Six Apart News & Events

A Proposal: RSS for Weblogs

On Scripting News, Dave writes:

We could establish a profile of RSS 2.0 and implement strict compliance with that profile in the major blogging tools.

This has been followed by a discussion of the issues on Sam's weblog, with a lot of discussion over whether the core profile should be based on RSS 1.0, 2.0, or whether it's really necessary at all.

What we need is a profile of RSS specific to weblogs: "RSS for Weblogs".

RSS 1.0 and 2.0 are designed for extensibility, and can be used to represent non-weblog data. Currently they're really only being used for weblogs/news feeds, and Dave has said in the past that RSS is intended only as a news/syndication format. But the point of making RSS extensible is so that new features can easily be added, and new types of data can be represented.

But the extensibility has come at a price, thus far. There are multiple ways of representing dates (<pubdate>, <dc:date>), subjects/categories, post bodies, etc. And the biggest divisions about RSS have come between people fighting for it to be a generalized RDF format and those who want to make it a simplified Weblog/news syndication format. By defining this core subset as "RSS for Weblogs", the energy spent on divisive semantic issues (no pun intended) can be refocused on implementation.

So establishing a profile is the right idea. Despite the hundreds of RSS modules, the lowest-common denominator today is truly only <link> and <title>. We need to raise the bar; We can do a lot better than that.

But as soon as we start discussing a core profile for RSS, we need to define the context in which that profile applies. If we're going to talk about a set of namespaces and elements that define an RSS profile, we need to narrow down the scope of discussion--if we don't, we'll end up with the same lowest-common denominator that we have now, and that's useful for no-one.

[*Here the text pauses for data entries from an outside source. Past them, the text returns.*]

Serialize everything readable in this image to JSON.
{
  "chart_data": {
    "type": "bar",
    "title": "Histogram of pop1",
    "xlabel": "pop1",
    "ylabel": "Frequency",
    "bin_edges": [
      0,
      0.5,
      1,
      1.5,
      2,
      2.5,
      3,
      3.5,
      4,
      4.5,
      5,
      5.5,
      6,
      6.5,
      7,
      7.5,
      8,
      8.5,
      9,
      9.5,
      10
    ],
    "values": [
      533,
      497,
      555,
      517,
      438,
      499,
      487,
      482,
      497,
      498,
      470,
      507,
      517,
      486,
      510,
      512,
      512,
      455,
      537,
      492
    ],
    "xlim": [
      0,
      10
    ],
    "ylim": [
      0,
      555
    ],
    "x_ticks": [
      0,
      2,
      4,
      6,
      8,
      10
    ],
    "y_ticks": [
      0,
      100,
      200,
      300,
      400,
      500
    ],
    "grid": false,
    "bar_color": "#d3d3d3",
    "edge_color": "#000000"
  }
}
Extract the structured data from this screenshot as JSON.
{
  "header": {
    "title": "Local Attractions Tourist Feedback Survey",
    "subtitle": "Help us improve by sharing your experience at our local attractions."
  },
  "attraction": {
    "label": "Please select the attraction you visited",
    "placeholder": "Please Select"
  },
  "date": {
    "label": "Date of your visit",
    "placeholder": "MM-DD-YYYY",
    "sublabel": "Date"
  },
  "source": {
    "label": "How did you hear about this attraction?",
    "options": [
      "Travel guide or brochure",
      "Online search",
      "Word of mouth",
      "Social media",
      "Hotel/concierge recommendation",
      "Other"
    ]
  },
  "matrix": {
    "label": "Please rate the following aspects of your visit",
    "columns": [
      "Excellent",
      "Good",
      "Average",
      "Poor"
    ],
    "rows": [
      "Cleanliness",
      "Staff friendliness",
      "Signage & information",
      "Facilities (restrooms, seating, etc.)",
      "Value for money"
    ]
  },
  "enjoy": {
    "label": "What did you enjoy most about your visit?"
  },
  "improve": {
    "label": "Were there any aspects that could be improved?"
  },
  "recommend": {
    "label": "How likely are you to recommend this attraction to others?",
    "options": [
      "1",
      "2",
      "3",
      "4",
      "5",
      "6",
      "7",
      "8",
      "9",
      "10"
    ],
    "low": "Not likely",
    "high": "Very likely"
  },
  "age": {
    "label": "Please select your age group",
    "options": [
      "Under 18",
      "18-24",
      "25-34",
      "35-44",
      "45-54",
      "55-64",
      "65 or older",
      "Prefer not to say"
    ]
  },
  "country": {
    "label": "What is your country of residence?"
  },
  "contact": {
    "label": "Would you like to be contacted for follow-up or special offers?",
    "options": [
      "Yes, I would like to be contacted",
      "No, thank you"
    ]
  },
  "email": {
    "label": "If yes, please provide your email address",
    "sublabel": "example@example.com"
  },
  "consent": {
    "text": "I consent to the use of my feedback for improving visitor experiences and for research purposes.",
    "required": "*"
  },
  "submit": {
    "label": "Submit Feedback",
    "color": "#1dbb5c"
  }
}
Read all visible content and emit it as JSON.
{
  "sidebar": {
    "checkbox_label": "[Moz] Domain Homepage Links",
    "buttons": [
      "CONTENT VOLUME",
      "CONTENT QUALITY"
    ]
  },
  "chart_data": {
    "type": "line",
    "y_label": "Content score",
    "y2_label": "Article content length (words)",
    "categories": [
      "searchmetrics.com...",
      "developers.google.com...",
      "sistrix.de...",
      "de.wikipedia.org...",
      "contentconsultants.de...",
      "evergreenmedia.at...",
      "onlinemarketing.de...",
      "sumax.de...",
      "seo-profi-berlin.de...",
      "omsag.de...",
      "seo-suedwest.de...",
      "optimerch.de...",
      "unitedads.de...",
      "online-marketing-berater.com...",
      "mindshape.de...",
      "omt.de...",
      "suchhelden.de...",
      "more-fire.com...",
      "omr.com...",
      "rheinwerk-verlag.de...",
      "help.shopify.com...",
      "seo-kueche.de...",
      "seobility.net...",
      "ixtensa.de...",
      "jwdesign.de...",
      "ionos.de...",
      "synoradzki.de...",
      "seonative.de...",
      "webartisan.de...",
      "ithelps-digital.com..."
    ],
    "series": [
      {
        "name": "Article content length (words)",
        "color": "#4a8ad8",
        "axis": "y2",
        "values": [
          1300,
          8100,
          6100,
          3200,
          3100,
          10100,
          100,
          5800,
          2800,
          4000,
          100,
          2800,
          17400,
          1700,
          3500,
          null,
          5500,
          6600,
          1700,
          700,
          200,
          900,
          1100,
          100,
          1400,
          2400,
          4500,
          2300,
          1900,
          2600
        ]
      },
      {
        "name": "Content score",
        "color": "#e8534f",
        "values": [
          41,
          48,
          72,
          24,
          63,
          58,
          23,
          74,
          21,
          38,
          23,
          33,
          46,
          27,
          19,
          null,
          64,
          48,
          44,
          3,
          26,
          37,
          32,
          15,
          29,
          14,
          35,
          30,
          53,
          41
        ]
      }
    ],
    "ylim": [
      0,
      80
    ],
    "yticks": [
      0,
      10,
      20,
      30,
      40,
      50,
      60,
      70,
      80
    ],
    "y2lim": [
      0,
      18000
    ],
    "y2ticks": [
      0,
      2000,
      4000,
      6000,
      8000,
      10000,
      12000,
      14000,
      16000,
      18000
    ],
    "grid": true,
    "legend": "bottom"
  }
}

So we define this "RSS for Weblogs" (other names welcome): a profile of RSS that weblog tools--tools that both produce and consume weblogs--must support. We need to choose a standard set of elements and modules and define what they mean for weblogs--it doesn't matter what they mean when they are used in other contexts. For example, relative URLs in RSS are currently broken, because the <link> tag is not necessarily the base URL. Well, it may not be in general RSS, but it is in a weblog context. If we set it as a standard, a weblog tool that doesn't support it is broken.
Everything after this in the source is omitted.